Maybe it's the way you've described it, but this sounds like
a very
contrived and fickle security mechanism. I really don't understand the
purpose of your encryption, can you elaborate any? Maybe I'm just
confused with the example you gave. Further more, if you want to
restrict operations on a given a file, why reinvent the wheel, it's
already doable. Also, the audit subsystem does log events describing
"copy" events, renames, linking, unlinking, open's, close's, file
attribute modifications, etc, without the need for modifying specific
programs. Decompose the "abstract" event of cut and paste into its
system-calls and there you go.
The original idea was to prevent the user from opening the file in any
text or hex editor and changing the file or the file's allowed operations,
which would be stored in the file itself. However, if we can capture the
open call we may not need the the encryption afterall. All of this is just
a proof of concept.

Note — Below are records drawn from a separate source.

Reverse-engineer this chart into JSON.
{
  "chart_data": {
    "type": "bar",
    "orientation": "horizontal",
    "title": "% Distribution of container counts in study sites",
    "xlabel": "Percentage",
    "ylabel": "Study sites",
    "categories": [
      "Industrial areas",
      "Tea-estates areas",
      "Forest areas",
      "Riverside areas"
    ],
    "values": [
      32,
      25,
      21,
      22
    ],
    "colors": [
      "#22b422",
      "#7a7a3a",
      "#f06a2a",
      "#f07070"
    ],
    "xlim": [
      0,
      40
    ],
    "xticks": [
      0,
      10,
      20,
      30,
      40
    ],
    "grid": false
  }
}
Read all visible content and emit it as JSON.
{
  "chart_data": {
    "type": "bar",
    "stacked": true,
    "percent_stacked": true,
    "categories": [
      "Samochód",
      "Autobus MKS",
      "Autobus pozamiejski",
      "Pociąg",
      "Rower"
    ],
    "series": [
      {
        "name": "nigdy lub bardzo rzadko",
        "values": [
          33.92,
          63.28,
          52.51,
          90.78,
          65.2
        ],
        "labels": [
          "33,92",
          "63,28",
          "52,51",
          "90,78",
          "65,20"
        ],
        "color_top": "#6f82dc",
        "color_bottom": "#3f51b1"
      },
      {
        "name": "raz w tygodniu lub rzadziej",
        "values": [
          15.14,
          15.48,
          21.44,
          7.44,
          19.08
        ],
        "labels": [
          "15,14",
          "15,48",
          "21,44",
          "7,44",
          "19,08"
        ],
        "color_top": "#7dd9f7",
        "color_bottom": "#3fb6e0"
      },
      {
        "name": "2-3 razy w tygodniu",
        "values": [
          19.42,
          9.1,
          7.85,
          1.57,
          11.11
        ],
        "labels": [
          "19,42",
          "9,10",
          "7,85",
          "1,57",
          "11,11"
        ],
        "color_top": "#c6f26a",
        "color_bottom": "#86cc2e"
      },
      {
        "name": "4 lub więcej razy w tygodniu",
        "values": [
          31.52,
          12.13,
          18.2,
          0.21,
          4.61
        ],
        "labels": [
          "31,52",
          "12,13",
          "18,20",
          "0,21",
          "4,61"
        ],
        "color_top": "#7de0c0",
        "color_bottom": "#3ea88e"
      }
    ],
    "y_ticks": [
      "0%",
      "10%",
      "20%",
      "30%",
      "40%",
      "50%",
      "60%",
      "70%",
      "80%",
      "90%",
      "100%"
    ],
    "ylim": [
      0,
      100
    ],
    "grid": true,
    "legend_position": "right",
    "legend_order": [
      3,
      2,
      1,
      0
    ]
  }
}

It will need to be refined much more before we do the
actual implementation, which is why I'm here to get these comments and
ideas from the community. :) We do not want to reinvent the wheel but the
permissions need to go beyond the basic read-write-exec since engineers
will need to modify the source code files but we may not want them to copy
them to a usb drive or email them, and we want the permissions to be in
place across platforms.
You'd have to modify OpenOffice to decrypt and re-encrypt documents,
right?
The idea was that we would capture the writes and the data and then
encrypt it ourselves so OO would not need to care.